Player-owner tension is in sports movies’ DNA, but Phelps is clearly the bad guy in Major League. And at a moment when actual baseball owners are willing to tank a season to pry a few extra dollars away from players, she’s a good stand-in for members of that uniquely American class of oligarchy acting as actual villains of actual baseball.
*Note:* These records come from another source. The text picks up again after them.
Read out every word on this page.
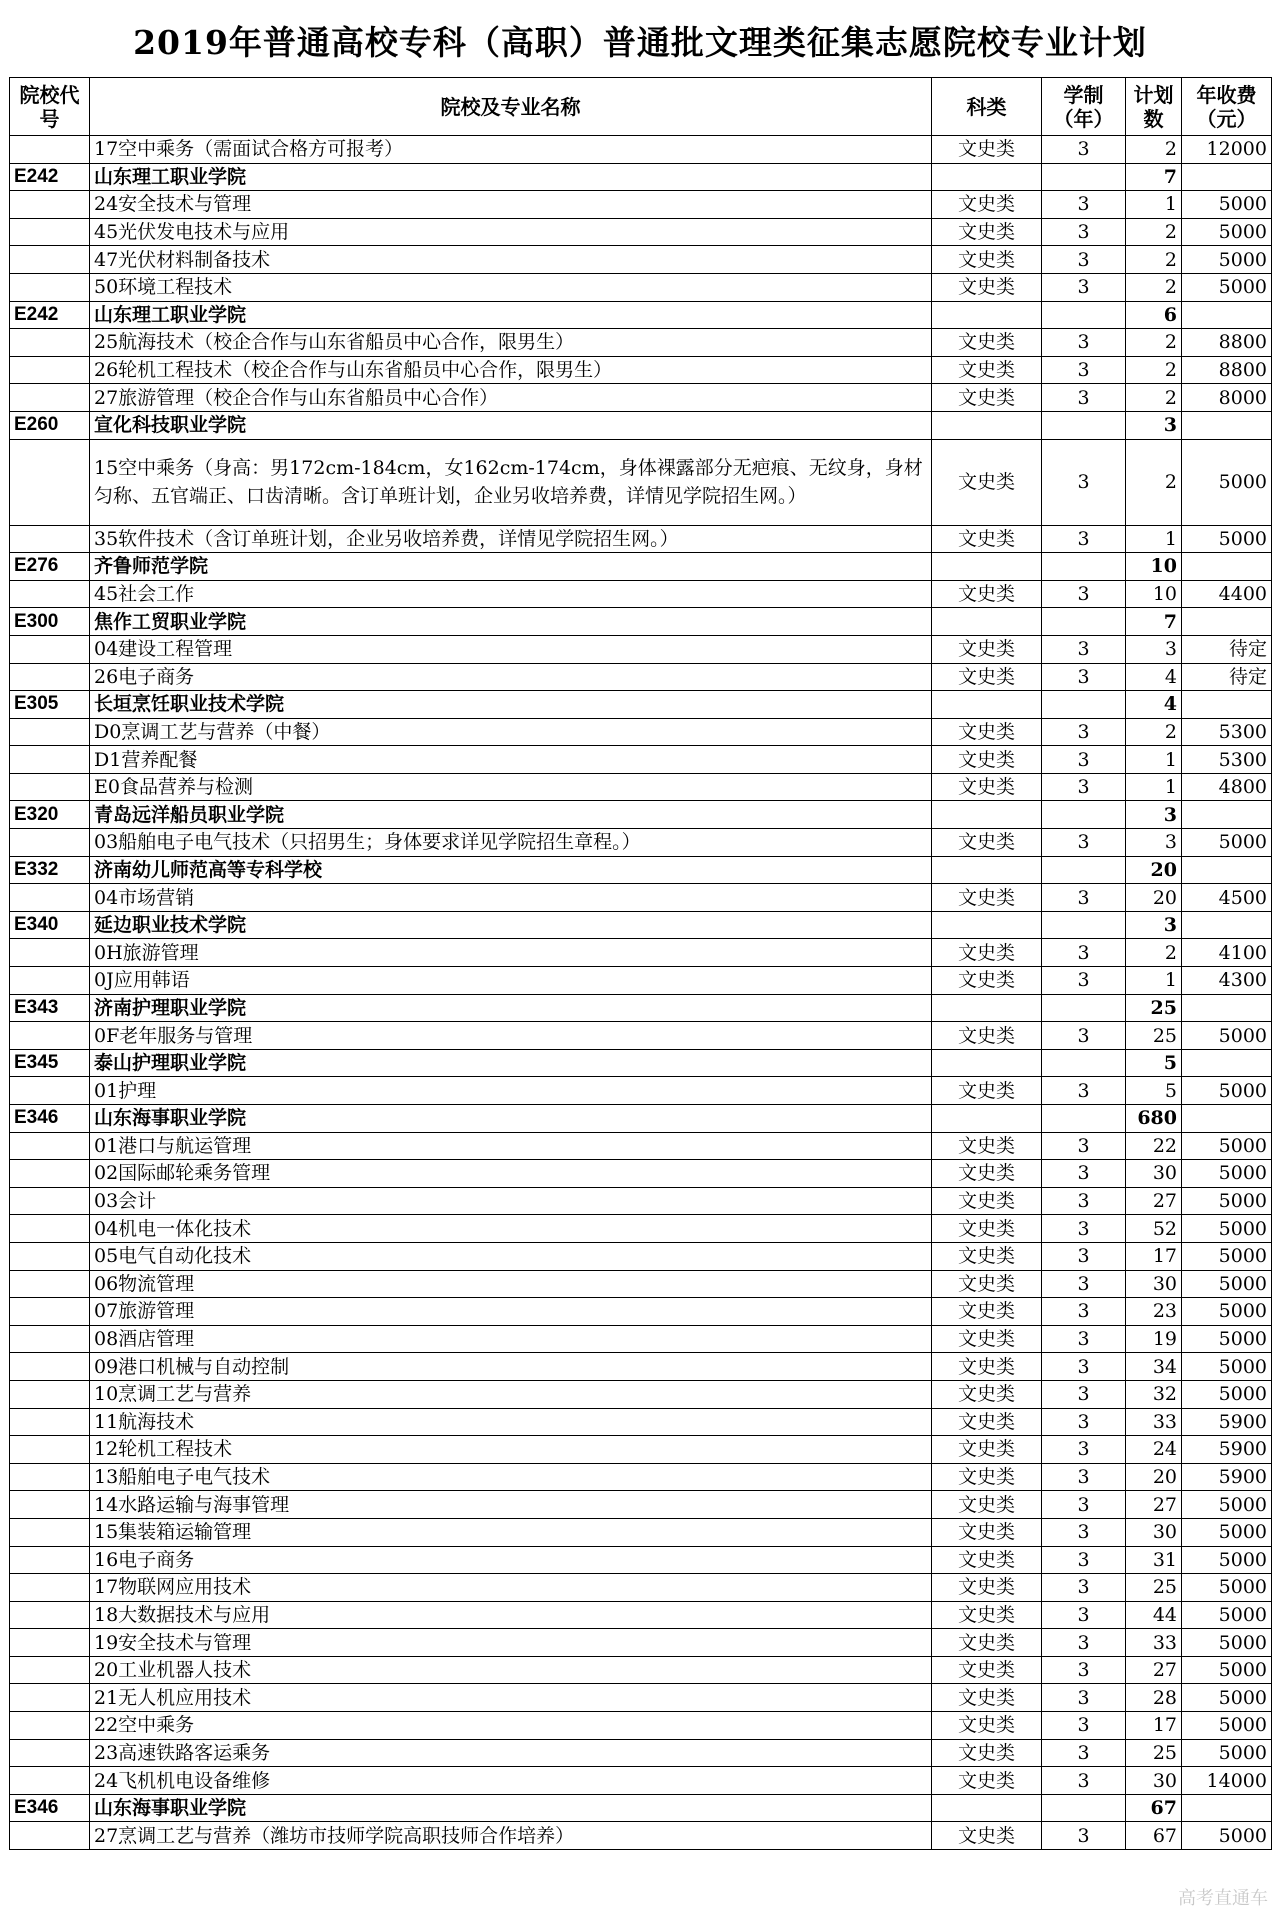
2019年普通高校专科（高职）普通批文理类征集志愿院校专业计划
院校代号	院校及专业名称	科类	学制（年）	计划数	年收费（元）
	17空中乘务（需面试合格方可报考）	文史类	3	2	12000
E242	山东理工职业学院			7	
	24安全技术与管理	文史类	3	1	5000
	45光伏发电技术与应用	文史类	3	2	5000
	47光伏材料制备技术	文史类	3	2	5000
	50环境工程技术	文史类	3	2	5000
E242	山东理工职业学院			6	
	25航海技术（校企合作与山东省船员中心合作，限男生）	文史类	3	2	8800
	26轮机工程技术（校企合作与山东省船员中心合作，限男生）	文史类	3	2	8800
	27旅游管理（校企合作与山东省船员中心合作）	文史类	3	2	8000
E260	宣化科技职业学院			3	
	15空中乘务（身高：男172cm-184cm，女162cm-174cm，身体裸露部分无疤痕、无纹身，身材匀称、五官端正、口齿清晰。含订单班计划，企业另收培养费，详情见学院招生网。）	文史类	3	2	5000
	35软件技术（含订单班计划，企业另收培养费，详情见学院招生网。）	文史类	3	1	5000
E276	齐鲁师范学院			10	
	45社会工作	文史类	3	10	4400
E300	焦作工贸职业学院			7	
	04建设工程管理	文史类	3	3	待定
	26电子商务	文史类	3	4	待定
E305	长垣烹饪职业技术学院			4	
	D0烹调工艺与营养（中餐）	文史类	3	2	5300
	D1营养配餐	文史类	3	1	5300
	E0食品营养与检测	文史类	3	1	4800
E320	青岛远洋船员职业学院			3	
	03船舶电子电气技术（只招男生；身体要求详见学院招生章程。）	文史类	3	3	5000
E332	济南幼儿师范高等专科学校			20	
	04市场营销	文史类	3	20	4500
E340	延边职业技术学院			3	
	0H旅游管理	文史类	3	2	4100
	0J应用韩语	文史类	3	1	4300
E343	济南护理职业学院			25	
	0F老年服务与管理	文史类	3	25	5000
E345	泰山护理职业学院			5	
	01护理	文史类	3	5	5000
E346	山东海事职业学院			680	
	01港口与航运管理	文史类	3	22	5000
	02国际邮轮乘务管理	文史类	3	30	5000
	03会计	文史类	3	27	5000
	04机电一体化技术	文史类	3	52	5000
	05电气自动化技术	文史类	3	17	5000
	06物流管理	文史类	3	30	5000
	07旅游管理	文史类	3	23	5000
	08酒店管理	文史类	3	19	5000
	09港口机械与自动控制	文史类	3	34	5000
	10烹调工艺与营养	文史类	3	32	5000
	11航海技术	文史类	3	33	5900
	12轮机工程技术	文史类	3	24	5900
	13船舶电子电气技术	文史类	3	20	5900
	14水路运输与海事管理	文史类	3	27	5000
	15集装箱运输管理	文史类	3	30	5000
	16电子商务	文史类	3	31	5000
	17物联网应用技术	文史类	3	25	5000
	18大数据技术与应用	文史类	3	44	5000
	19安全技术与管理	文史类	3	33	5000
	20工业机器人技术	文史类	3	27	5000
	21无人机应用技术	文史类	3	28	5000
	22空中乘务	文史类	3	17	5000
	23高速铁路客运乘务	文史类	3	25	5000
	24飞机机电设备维修	文史类	3	30	14000
E346	山东海事职业学院			67	
	27烹调工艺与营养（潍坊市技师学院高职技师合作培养）	文史类	3	67	5000
高考直通车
Watching Major League in 2022 is bittersweet for both movie and baseball fans. You’re left wishing for more films of this scale, and it’s a reminder of what the sport used to be. Made a few years before baseball’s last major work stoppage in 1994-95, it captures a period that’s hardly aspirational but certainly more fun. How could anyone see this kind of baseball and think, “Yeah, watching a quant-nerd simulation run on real people in a big stadium sounds like a great way to spend five hours of my life”? (I wish that were a rhetorical question.)

Maybe the lockout will surprise everyone and result in a better deal for players and a better game for fans. Hope springs eternal — the creed of every true-blue baseball fan! But if we’re not going to have the real thing in 2022, the movies give us plenty of ways to enjoy an idealized version of the game. And you could do a lot worse than Major League.